俺がどこで聞いたか思い出そうとしていた、その時だった。
「ああ、やっと見つけたぁ」
目の前が突然光に包まれ、即座に轟音が鳴り響いた。
「きゃあ!?」
悲鳴を上げてうずくまるリーシア。俺も驚いて思わず体が硬直する。
光と音の正体が、目の前に落ちた雷だと気付くのに一瞬時間がかかった。
「まったくめんどくさい。どうしてあたしが人探しなんかしないといけないんだろう。こんなの先輩が自分でやればいいのにぃ」
雷が落ちた所は地面が真っ黒に焦げていて、ケムリが充満していたが、そのむこうから一人の少女が歩いてきた。
一見金髪ツインテールという、ツンデレのテンプレートみたいな姿をしていたが、目つきが非常に悪く、目の下は隈だらけだった。良く見ると髪もぐちゃぐちゃでまったく手入れされていないようだった。
「そう思わない? 思うよね? 正直めんどくさいから、連れて帰って来いって言われてるけど間違えて殺しちゃっても仕方ないと思わない?」
「いや、思わない」
仕事はきっちりした方がいいぞ。現場の判断で勝手なことをすると大変なことになるのだ。前にマオ姉にイチゴのアイスを買ってくるよう頼まれて、売ってなかったから代わりにチョコのアイスを買っていったらブチギレられたことがあるしな。
俺はそれ以降、姉さんの欲しい物が売っていなかったら見つかるまで何十軒でも探すことにしてる。
「いや、それは正直どうかと思いますけど」
下から声が聞こえたと思ったらまだ地面に伏せた状態のリーシアからツッコミが飛んできた。
「でも、殺されるのは私も勘弁して欲しいです」
「そろそろ起きろよ」
リーシアは手を貸してやってようやく立ち上がった。
「ああ、やっぱりそうなのかぁ。
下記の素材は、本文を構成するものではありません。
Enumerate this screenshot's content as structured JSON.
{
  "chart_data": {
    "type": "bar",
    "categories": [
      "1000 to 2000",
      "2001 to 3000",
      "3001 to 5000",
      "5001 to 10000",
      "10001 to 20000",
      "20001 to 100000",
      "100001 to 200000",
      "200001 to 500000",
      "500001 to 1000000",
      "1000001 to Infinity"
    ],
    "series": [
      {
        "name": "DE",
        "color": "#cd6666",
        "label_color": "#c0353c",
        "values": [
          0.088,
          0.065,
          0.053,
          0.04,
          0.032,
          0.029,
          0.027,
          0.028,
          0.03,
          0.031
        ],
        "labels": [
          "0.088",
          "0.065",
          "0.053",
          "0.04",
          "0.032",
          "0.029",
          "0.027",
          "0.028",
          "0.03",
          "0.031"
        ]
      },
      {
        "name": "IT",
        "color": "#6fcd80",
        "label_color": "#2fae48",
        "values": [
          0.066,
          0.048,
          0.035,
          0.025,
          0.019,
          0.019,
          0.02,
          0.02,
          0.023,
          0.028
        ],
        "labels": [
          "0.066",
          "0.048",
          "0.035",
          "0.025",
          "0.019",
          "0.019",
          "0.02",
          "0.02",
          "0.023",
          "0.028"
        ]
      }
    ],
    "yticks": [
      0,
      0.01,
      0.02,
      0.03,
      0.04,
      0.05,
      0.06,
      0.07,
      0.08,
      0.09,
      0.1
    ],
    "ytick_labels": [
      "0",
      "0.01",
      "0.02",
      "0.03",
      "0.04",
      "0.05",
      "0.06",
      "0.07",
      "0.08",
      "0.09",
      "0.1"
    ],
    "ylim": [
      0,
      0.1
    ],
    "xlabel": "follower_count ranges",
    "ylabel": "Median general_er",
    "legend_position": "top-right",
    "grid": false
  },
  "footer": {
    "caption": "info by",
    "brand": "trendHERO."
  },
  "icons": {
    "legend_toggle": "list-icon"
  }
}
めんどくさいなぁ。めんどくさいなぁ。あたし、殺す方が得意なんだけどなぁ」
そう言ってこちらにビリビリと電流が走る両手を向ける金髪少女。
「じゃあ、死なないように気をつけてくださいね?」
ケタケタと不気味に笑う姿は、正直恐ろしかった。
その姿を見たリーシアは、
「え? ラ……ライちゃん?」
ふいに、突然驚いたような声を出した。
ライちゃん? 確かライちゃんってのは……。